8 месяцев назад, скрыть # |
 
Проголосовать: нравится 0 Проголосовать: не нравится

So OpenAI 12/12 while GDM at 10/12. It's over. Sam is going to be the emperor of the universe.

»
8 месяцев назад, скрыть # |
 
Проголосовать: нравится +16 Проголосовать: не нравится

really curious whether GPT-5 (the public version, maybe GPT pro subscription required?) can actually solve Problem C in WF25, as OpenAI claims.

  • »
    »
    8 месяцев назад, скрыть # ^ |
     
    Проголосовать: нравится +36 Проголосовать: не нравится

    No the public version is shit even at their proclaimed image processing I always find myself using the plus version because pro takes literally half an hour to spit nothing out, for example last div1A didn't get solved by it for more than 40 minutes

»
8 месяцев назад, скрыть # |
Rev. 2  
Проголосовать: нравится +67 Проголосовать: не нравится

Ok got it AI can do CP. We got it since o3 got ~2700 last December.

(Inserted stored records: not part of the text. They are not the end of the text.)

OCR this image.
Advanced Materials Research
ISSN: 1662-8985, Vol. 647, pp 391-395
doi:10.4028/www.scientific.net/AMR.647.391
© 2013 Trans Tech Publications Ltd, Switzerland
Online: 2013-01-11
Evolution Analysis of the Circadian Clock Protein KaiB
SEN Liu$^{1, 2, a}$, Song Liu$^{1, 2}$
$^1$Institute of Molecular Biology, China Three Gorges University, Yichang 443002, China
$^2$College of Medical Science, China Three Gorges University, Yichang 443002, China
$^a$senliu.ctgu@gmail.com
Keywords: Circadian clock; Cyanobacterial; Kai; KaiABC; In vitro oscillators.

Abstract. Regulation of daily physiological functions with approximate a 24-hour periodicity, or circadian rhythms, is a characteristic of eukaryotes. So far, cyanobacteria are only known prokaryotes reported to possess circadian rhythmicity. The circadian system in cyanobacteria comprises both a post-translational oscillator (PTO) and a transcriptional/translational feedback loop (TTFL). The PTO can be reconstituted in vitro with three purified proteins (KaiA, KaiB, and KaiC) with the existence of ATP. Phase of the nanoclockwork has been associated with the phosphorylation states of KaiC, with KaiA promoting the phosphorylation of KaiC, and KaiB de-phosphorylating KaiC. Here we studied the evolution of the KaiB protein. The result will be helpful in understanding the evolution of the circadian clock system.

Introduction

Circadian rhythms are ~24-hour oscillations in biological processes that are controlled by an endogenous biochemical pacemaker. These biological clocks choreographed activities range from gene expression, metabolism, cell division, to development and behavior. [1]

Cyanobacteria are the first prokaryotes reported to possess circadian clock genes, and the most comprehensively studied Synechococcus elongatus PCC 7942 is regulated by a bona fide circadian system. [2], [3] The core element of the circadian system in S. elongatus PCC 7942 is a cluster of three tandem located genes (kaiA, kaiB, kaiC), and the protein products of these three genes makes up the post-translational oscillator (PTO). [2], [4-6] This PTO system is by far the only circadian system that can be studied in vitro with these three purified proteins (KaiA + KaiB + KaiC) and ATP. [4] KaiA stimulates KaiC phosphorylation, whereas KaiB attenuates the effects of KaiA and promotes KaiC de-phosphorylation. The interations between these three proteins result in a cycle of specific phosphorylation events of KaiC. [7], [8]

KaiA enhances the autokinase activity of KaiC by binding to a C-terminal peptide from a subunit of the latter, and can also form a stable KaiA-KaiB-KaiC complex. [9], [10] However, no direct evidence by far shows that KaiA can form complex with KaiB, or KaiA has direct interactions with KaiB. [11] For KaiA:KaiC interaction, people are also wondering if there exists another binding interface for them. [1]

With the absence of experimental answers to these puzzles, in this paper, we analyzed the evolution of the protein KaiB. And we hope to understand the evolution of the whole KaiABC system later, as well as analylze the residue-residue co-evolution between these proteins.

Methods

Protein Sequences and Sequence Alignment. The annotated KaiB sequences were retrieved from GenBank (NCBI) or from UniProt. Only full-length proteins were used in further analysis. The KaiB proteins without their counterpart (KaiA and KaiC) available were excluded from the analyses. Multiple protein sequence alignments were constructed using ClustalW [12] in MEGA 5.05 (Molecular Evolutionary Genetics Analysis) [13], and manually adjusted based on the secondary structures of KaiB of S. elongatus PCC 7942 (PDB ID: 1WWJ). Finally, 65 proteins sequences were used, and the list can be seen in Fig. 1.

Now get the f out of CP and let me know when you got the number of rs right in a public model.

»
8 месяцев назад, скрыть # |
 
Проголосовать: нравится -24 Проголосовать: не нравится

remember when all the doubters were coping and saying its impossible or whatever? just wait until it replaces your job. you'll be even more surprised

»
8 месяцев назад, скрыть # |
 
Проголосовать: нравится +45 Проголосовать: не нравится

OpenAI is good at narration. He says he uses an ensemble of GPT-5 and an experimental reasoning model, which I doubt if it ever exists. The declared result looks very suspicious, and I don't find a theory depicting how the model solves the problem. For example, if the model is given problems by a random order, then it takes more time to solve D and H than C, which is hilarious. If the model is asked to determine the difficulty itself, then the fact that it solves C before L is more hilarious.

»
8 месяцев назад, скрыть # |
 
Проголосовать: нравится +22 Проголосовать: не нравится

If they are excited about CP, then bring back CodeJam.

»
8 месяцев назад, скрыть # |
 
Проголосовать: нравится 0 Проголосовать: не нравится

Typical tales from Openai about the "experimental model". 0 confirmation, only statements. We readily believe that it is necessary to justify the investors' money somehow.